Depuis toujours, on reste simples, lisibles, transparents. C’est grâce à cette confiance gagnée dans le pays que nous pouvons acheter des terrains. Notre seul but est la préservation de la biodiversité, des gibbons, des orangs-outans. Sur nos terrains, on n’accueille pas de touristes, on ne fréquente pas les compagnies minières… Pour les populations, c’est clair qu’on est de leur côté. Et c’est ce qui fait la différence. Je suis encore là après 27 ans parce que les Dayaks [peuples autochtones des îles de Bornéo, NDLR] me protègent. Kalaweit, c’est aussi leur projet.

Justement, comment se passent les échanges avec les communautés locales ?
Très bien. Depuis le temps, on n’a plus besoin de convaincre les gens. Ils savent qui on est, ils ont vu le lac de Dulan épargné grâce à notre action de préservation de la forêt alentour. 70 % des villageois sont pêcheurs, ils savent que si la forêt est rasée, c’est fini. J’ai une longue liste de petits propriétaires qui veulent nous vendre leurs terrains. Mais il faut que cela entre dans notre projet pour conserver une certaine cohérence. Et il nous faut aussi des moyens pour acquérir les parcelles.
Et pour les animaux ? Les relâchez-vous encore ?
On a 320 animaux dans nos centres de soins, mais on n’en relâche presque plus. Les forêts encore existantes sont déjà pleines. Trop d’animaux, pas assez de nourriture… on ne veut pas rajouter davantage de problème en augmentant encore la surpopulation. Quand c’est le cas, les gibbons s’entretuent. Les orangs-outans, eux, choisissent de mourir de faim. Le but n’est pas de déplacer les problèmes.

Concrètement, à quoi ressemble votre quotidien ?
Je passe beaucoup de temps à faire des repérages aériens. Nous avons un hydravion, bientôt deux. Les équipes font aussi des patrouilles pour s’assurer qu’il n’y a ni braconnage, ni bûcheronnage mais c’est très rare car les populations respectent notre travail. Nous passons aussi du temps à identifier des terrains à racheter, à faire des montages juridiques – la législation est très complexe en Indonésie… Et puis il y a beaucoup de discussions avec les villages. On fonctionne par étapes. Un premier achat de 50 ou 100 hectares, ça envoie un signal. Les gens comprennent qu’on est sérieux. Ensuite, on va pouvoir acheter peu à peu d’autres parcelles.

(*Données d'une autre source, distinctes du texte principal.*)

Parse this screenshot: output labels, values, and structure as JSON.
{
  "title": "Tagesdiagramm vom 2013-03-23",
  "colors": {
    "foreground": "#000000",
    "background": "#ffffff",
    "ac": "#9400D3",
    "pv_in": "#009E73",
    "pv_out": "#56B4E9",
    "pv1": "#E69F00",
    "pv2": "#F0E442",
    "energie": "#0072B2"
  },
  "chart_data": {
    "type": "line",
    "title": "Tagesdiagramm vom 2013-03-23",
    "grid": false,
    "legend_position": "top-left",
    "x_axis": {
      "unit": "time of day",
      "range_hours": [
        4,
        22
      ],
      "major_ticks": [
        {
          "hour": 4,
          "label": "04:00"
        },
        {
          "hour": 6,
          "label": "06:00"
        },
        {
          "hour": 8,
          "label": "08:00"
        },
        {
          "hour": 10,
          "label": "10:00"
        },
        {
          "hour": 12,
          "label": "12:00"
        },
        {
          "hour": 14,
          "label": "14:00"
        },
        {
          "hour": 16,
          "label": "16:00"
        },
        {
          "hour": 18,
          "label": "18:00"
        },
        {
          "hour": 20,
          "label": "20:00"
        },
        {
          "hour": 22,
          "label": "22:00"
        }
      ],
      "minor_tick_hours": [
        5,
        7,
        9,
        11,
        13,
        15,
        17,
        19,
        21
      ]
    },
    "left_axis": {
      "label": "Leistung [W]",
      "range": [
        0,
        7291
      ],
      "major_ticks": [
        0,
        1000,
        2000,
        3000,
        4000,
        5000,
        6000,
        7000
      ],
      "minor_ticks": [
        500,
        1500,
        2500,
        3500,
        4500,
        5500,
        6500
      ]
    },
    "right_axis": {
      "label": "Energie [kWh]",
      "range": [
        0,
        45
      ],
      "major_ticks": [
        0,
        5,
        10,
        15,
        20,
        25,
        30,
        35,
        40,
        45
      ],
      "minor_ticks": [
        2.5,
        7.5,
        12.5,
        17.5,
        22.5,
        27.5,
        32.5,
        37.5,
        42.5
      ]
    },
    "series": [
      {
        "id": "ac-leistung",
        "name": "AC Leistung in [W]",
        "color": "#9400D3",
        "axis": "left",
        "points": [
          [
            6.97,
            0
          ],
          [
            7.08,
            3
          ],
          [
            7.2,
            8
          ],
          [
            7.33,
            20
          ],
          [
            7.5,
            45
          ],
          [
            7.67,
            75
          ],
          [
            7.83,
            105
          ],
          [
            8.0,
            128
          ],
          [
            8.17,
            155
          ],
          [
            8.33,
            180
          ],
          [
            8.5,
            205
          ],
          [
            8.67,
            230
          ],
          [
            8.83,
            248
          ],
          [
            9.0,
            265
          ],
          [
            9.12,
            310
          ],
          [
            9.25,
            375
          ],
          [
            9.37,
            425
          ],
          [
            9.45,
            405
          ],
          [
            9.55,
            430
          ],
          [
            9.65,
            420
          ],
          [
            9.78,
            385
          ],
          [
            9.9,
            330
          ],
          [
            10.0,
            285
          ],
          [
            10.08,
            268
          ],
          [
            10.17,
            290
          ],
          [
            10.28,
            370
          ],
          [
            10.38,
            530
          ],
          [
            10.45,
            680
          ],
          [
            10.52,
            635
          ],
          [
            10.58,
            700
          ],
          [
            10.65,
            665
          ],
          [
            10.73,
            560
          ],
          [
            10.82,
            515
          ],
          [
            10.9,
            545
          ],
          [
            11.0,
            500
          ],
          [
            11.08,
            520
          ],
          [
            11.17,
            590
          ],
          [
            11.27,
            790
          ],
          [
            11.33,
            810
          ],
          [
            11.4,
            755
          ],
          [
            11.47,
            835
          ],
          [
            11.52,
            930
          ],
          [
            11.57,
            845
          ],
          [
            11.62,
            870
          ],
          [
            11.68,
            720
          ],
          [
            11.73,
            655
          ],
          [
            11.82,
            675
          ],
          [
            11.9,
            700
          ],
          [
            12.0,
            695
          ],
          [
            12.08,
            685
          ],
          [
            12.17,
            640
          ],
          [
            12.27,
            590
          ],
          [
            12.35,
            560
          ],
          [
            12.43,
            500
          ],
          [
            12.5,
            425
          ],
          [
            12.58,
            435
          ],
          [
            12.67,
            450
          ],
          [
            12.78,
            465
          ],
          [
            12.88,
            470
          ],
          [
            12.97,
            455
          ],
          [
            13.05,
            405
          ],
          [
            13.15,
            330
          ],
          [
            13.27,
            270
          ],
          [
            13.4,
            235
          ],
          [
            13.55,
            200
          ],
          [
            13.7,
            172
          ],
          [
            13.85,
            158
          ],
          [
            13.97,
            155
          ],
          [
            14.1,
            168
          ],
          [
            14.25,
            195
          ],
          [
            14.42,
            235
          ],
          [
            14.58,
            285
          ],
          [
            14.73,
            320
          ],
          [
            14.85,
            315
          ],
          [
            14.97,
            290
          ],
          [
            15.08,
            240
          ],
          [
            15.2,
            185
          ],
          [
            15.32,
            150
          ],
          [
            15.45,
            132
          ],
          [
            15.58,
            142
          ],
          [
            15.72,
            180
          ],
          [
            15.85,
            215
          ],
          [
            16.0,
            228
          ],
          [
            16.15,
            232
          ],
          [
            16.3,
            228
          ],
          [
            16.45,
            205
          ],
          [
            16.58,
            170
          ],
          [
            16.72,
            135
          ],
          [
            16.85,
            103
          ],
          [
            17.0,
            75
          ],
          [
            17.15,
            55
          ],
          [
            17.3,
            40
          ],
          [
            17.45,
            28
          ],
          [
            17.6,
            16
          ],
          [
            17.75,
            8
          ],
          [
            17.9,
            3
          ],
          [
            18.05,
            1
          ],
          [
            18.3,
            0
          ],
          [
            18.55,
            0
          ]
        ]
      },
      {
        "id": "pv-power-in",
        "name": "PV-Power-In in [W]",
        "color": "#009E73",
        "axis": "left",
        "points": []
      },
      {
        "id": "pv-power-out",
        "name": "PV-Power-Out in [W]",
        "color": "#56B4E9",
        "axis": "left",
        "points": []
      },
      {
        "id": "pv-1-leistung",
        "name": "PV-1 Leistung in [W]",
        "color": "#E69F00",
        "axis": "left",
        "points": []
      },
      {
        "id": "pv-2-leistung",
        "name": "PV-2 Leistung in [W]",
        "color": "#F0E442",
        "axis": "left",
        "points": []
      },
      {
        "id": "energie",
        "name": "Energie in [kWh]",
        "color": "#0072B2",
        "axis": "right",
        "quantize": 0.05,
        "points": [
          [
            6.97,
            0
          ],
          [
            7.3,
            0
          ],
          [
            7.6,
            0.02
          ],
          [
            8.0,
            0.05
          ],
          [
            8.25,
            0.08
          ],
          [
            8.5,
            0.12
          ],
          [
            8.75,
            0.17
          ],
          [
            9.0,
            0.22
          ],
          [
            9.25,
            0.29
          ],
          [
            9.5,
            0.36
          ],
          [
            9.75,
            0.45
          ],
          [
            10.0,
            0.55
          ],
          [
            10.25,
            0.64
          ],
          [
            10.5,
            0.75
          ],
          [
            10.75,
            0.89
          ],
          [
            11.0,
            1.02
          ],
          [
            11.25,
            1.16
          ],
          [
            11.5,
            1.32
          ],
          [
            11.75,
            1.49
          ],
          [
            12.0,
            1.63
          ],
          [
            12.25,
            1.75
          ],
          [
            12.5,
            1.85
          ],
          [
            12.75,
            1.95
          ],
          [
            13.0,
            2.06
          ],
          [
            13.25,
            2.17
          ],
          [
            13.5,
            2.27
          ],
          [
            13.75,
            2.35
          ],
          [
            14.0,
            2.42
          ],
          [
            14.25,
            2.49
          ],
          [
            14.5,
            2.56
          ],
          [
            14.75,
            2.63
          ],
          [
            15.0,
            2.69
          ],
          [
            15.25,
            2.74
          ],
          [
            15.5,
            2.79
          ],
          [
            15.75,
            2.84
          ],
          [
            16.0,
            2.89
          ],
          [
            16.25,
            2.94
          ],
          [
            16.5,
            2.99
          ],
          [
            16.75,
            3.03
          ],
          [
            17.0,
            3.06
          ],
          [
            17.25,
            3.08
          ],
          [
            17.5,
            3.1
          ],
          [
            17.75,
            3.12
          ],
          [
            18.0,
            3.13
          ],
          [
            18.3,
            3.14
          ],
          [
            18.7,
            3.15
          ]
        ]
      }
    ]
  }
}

Et pour financer tout cela ?
Grâce à des particuliers et des fondations. La Fondation Brigitte Bardot, 30 Millions d’Amis, Age of Union, Arcus, Okto Campus, Lemarchand… Et des milliers de dons mensuels venant de particuliers qui permettent de faire tourner la machine.
Malgré la situation, restez-vous optimiste ?
Il est clair qu’on n’a pas encore gagné notre combat. Comme on dit, les victoires sont provisoires, les défaites, elles, sont définitives. Mais je sais ce qu’on a sauvé. Et ce qui n’existerait plus si on n’avait pas été là. Alors on a parfois des coups de déprime, mais l’essentiel est de rester dans l’action.

Et votre famille dans tout ça ? Est-elle impliquée dans votre quotidien et vos missions ?
Ma compagne est très engagée, elle est en charge de beaucoup de choses dans l’ombre, notamment l’organisation des centres. Mes deux enfants ont grandi ici, ils comprennent parfaitement ce que je fais et me soutiennent. Mon fils parle beaucoup du quotidien de Kalaweit sur les réseaux sociaux et il est devenu très populaire dans toute l’Asie, cela aide beaucoup à faire connaître l’association et à sensibiliser sur les gibbons et, plus largement, l’écologie. Ce n’est pas une vie ordinaire, mais c’est la nôtre. Ils savent que tout ça, c’est aussi un peu pour eux.
Quel message aimeriez-vous transmettre ?
Il n’est pas trop tard pour agir. Tant qu’il reste un arbre, un chant de gibbon, une volonté de faire autrement, on peut encore changer les choses.